ŁABUŃKI: Potrącił pieszego i odjechał z miejsca wypadku

20-letni mieszkaniec gm. Komarów trafił do policyjnego aresztu pod zarzutem spowodowania wypadku i ucieczki z miejsca zdarzenia.

 

Do wypadku doszło wczoraj, w niedzielę, koło godz. 18 w Łabuńkach I. Kierowca hondy na prostym odcinku drogi, w trakcie wyprzedzania. potrącił prawidłowo idącego pieszego.
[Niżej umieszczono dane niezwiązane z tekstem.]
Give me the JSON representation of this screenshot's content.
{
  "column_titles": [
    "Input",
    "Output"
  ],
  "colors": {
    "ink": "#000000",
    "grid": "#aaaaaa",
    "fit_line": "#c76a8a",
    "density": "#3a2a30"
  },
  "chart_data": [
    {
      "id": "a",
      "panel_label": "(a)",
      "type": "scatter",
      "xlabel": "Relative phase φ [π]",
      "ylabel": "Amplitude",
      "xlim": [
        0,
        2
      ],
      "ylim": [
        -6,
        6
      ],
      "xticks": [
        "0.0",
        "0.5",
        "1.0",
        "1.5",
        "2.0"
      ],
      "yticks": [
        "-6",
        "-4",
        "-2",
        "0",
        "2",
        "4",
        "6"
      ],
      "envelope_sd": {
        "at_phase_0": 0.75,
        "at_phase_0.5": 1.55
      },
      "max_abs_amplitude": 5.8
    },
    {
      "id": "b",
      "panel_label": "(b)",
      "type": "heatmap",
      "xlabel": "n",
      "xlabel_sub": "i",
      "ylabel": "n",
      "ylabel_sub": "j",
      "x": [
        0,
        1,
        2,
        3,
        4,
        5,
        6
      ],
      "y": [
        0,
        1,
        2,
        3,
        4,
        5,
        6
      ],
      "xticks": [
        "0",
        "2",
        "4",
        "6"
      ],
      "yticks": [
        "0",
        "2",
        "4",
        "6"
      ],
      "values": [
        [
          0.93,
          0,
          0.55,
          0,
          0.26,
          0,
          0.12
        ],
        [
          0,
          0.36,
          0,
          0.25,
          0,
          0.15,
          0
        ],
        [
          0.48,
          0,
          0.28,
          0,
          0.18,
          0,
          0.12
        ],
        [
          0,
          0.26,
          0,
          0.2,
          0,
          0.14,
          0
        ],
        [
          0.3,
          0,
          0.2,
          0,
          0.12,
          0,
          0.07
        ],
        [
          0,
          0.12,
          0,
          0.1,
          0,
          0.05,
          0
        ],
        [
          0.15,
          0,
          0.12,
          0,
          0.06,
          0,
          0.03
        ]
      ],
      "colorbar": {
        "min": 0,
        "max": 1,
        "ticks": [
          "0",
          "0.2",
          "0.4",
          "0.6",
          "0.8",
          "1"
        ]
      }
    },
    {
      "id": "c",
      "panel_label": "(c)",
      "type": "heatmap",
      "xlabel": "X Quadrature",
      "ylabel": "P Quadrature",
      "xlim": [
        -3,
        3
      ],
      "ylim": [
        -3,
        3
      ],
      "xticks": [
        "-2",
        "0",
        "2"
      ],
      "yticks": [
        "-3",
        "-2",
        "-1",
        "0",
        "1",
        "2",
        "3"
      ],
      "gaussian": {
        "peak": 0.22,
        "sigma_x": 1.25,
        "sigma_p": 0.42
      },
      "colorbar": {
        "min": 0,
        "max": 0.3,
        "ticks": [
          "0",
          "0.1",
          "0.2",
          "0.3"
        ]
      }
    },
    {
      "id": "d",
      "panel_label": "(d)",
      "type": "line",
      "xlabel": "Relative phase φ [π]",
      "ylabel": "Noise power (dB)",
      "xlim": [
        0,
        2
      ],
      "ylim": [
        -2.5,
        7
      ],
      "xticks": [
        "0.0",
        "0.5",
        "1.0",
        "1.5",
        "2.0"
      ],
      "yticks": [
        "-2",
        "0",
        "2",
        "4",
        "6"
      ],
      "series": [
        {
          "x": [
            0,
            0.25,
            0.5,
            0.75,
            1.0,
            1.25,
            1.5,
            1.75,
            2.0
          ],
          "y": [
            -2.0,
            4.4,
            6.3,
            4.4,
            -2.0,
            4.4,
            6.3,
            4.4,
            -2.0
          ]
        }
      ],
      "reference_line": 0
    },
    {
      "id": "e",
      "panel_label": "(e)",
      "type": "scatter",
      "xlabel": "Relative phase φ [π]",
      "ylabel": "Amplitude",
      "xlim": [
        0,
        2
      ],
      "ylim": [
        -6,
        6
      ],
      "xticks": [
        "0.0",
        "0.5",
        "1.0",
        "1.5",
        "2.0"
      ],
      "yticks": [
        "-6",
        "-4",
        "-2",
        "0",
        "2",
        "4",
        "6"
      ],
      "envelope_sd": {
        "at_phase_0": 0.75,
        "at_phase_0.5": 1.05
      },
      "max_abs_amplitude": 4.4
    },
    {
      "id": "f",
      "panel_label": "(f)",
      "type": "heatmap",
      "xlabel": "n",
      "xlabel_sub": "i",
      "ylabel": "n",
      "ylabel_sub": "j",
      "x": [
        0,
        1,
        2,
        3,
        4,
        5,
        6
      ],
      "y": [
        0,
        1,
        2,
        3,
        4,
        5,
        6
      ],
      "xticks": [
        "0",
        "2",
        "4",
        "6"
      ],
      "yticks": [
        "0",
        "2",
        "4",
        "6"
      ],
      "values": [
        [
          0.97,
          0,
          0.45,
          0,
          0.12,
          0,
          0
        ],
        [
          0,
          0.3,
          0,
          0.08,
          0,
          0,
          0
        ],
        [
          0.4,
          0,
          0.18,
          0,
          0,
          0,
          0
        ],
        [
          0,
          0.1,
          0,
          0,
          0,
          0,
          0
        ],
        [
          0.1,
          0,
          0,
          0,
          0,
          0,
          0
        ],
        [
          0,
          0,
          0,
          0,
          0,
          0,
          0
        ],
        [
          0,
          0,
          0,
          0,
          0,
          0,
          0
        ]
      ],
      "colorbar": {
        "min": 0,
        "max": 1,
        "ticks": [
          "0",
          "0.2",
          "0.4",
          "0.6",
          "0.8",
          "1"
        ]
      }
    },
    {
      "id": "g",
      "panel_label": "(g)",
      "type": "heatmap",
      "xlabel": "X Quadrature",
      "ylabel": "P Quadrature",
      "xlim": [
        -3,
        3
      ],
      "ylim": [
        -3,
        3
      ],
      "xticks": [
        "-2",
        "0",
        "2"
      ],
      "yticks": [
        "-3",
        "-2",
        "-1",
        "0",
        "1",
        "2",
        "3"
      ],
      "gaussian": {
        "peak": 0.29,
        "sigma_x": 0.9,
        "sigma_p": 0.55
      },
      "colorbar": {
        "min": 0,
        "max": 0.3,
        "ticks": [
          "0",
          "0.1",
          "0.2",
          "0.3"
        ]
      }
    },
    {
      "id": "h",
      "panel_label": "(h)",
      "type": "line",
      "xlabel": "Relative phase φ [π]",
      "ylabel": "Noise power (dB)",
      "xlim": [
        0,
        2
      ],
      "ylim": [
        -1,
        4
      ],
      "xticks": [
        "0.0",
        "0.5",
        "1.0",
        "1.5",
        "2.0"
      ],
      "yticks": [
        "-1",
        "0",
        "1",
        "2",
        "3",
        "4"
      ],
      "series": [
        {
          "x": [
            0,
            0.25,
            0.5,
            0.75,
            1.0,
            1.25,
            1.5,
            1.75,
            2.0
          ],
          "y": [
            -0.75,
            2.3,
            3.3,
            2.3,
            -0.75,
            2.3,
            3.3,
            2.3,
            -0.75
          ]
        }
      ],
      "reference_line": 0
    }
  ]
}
Najprawdopodobniej ścigał się z innym autem.

Kierowca pojazdu odjechał z miejsca zdarzenia. 35-letni pieszy, mieszkaniec gm. Łabunie, z poważnymi urazami nóg i ręki trafił do szpitala.
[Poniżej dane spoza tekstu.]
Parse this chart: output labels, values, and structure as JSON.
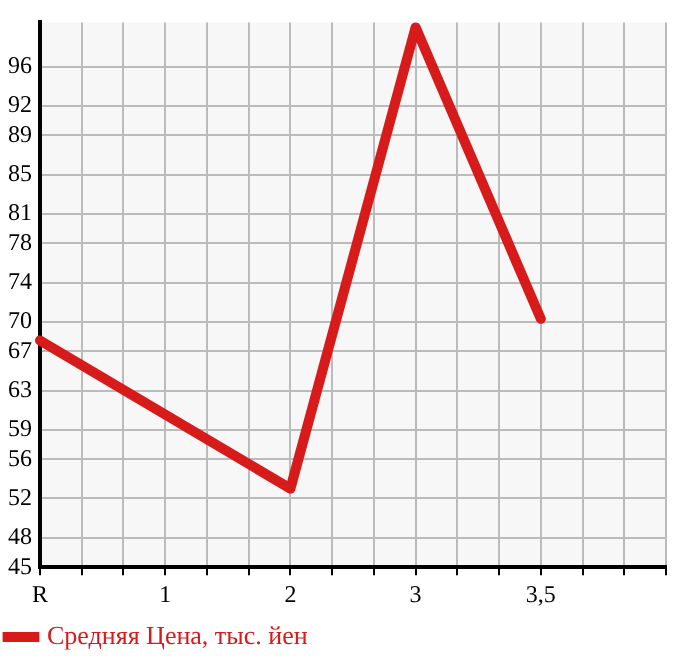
{
  "chart_data": {
    "type": "line",
    "categories": [
      "R",
      null,
      null,
      "1",
      null,
      null,
      "2",
      null,
      null,
      "3",
      null,
      null,
      "3,5",
      null,
      null,
      null
    ],
    "series": [
      {
        "name": "Средняя Цена, тыс. йен",
        "color": "#d71a1a",
        "values": [
          68.1,
          null,
          null,
          null,
          null,
          null,
          53.0,
          null,
          null,
          100,
          null,
          null,
          70.3,
          null,
          null,
          null
        ]
      }
    ],
    "ylim": [
      45,
      100.5
    ],
    "yticks": [
      45,
      48,
      52,
      56,
      59,
      63,
      67,
      70,
      74,
      78,
      81,
      85,
      89,
      92,
      96
    ],
    "grid": true,
    "legend": "bottom left",
    "marker": "none",
    "line_style": "solid"
  }
}
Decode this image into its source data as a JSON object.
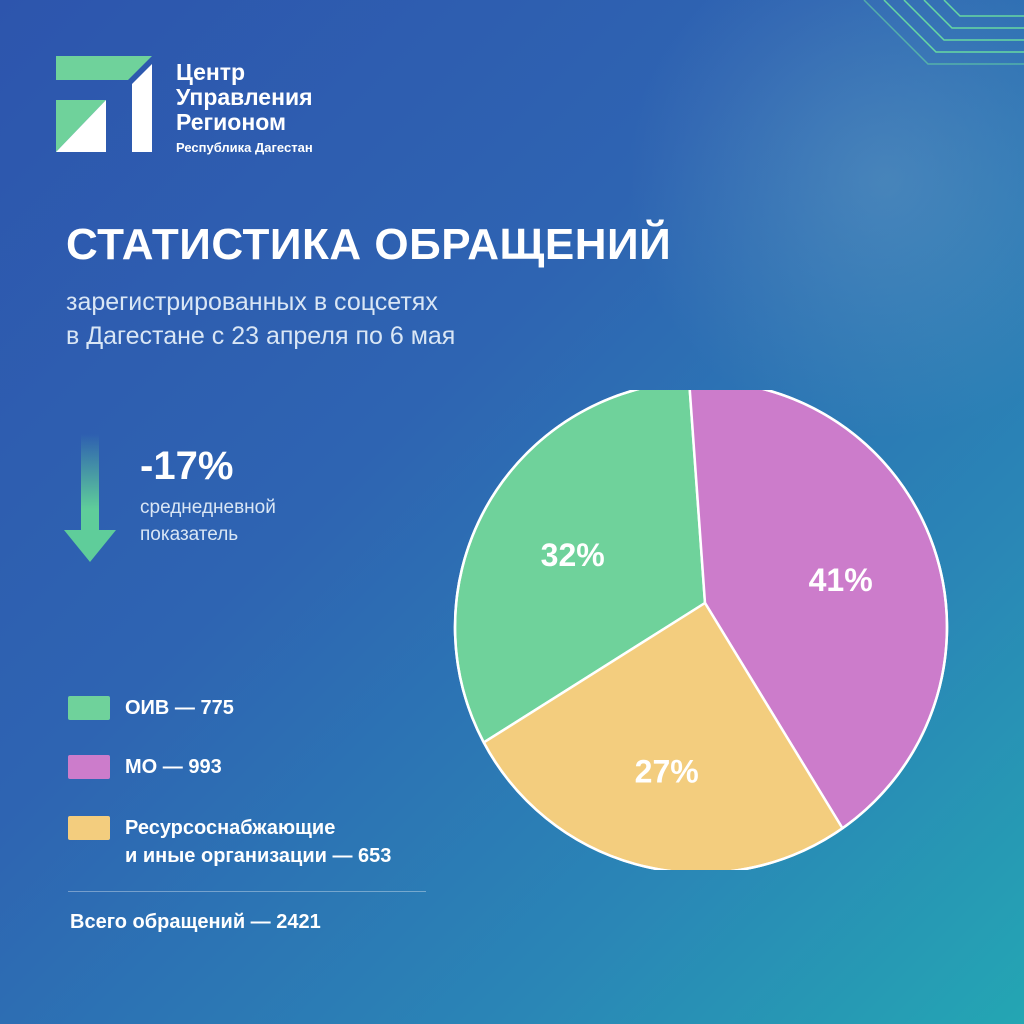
{
  "logo": {
    "line1": "Центр",
    "line2": "Управления",
    "line3": "Регионом",
    "subtitle": "Республика Дагестан"
  },
  "header": {
    "title": "СТАТИСТИКА ОБРАЩЕНИЙ",
    "subtitle_line1": "зарегистрированных в соцсетях",
    "subtitle_line2": "в Дагестане с 23 апреля по 6 мая"
  },
  "kpi": {
    "value": "-17%",
    "label_line1": "среднедневной",
    "label_line2": "показатель"
  },
  "legend": [
    {
      "text": "ОИВ — 775",
      "color": "#6fd29b"
    },
    {
      "text": "МО — 993",
      "color": "#cc7ccb"
    },
    {
      "text": "Ресурсоснабжающие",
      "text2": "и иные организации — 653",
      "color": "#f3cd7e"
    }
  ],
  "total": "Всего обращений — 2421",
  "colors": {
    "accent_green": "#6fd29b",
    "arrow": "#5fcd9a",
    "line_green": "#6de3a0"
  },
  "chart_data": {
    "type": "pie",
    "title": "",
    "slices": [
      {
        "label": "ОИВ",
        "value": 775,
        "percent_label": "32%",
        "color": "#6fd29b"
      },
      {
        "label": "МО",
        "value": 993,
        "percent_label": "41%",
        "color": "#cc7ccb"
      },
      {
        "label": "Ресурсоснабжающие и иные организации",
        "value": 653,
        "percent_label": "27%",
        "color": "#f3cd7e"
      }
    ],
    "total": 2421,
    "legend": "left"
  }
}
Dzięki zeznaniom świadka, policji szybko udało się dotrzeć do sprawcy wypadku. Okazał się nim 20-letni mieszkaniec gm. Komarów. W garażu na posesji policjanci znaleźli samochód, który nosił ślady wypadku. U

Młody mężczyzna trafił do policyjnego aresztu. Dziś zostanie przesłuchany.

Zgodnie z kodeksem karnym za spowodowanie wypadku i ucieczkę z jego miejsca grozi kara do 4,5 roku pozbawienia wolności.

Komentarze

Kierowca 2014-10-07  22:16

Wyrok skazujący ? Na pewno nie więzienie. Niczego to chłopaka nie nauczy, tylko jeszcze bardziej skrzywi mu życie. A my za to wszystko jeszcze zapłacimy. O wiele lepszym rozwiązanie jest praca społeczna np. przez 1 rok w charakterze wolontariusza na oddziale urazowym. Niekoniecznie SOR (bo SOR to czasem hardcore), ale czemu nie oddział szpitalny? Trafia tam mnóstwo ofiar wypadków, nie każdym ma się kto zająć (oprócz personelu szpitalnego). Można tam się nawdychać bólu i cierpienia. To daje szanse na przemyślenie wielu spraw przed kolejnym wyścigiem na drodze...

xxx 2014-10-07  18:58

w ogóle jak się czuje poszkodowany??
to co zrobił tego już nie naprawi a prawda jest ze lubił szybką jazdę
nie tylko sobie zepsuł życie ale i innej osobie która może być do końca życia kaleką
za to powinien być wyrok skazujący
poszkodowanemu życzę szybkiego powrotu do zdrowia

Kierowca 2014-10-06  20:05

Do Koleszki
Nic nie sugeruję, w sumie, to za wyjazd z ojcem mógłbym nawet przerosić. Wszyscy mamy emocje.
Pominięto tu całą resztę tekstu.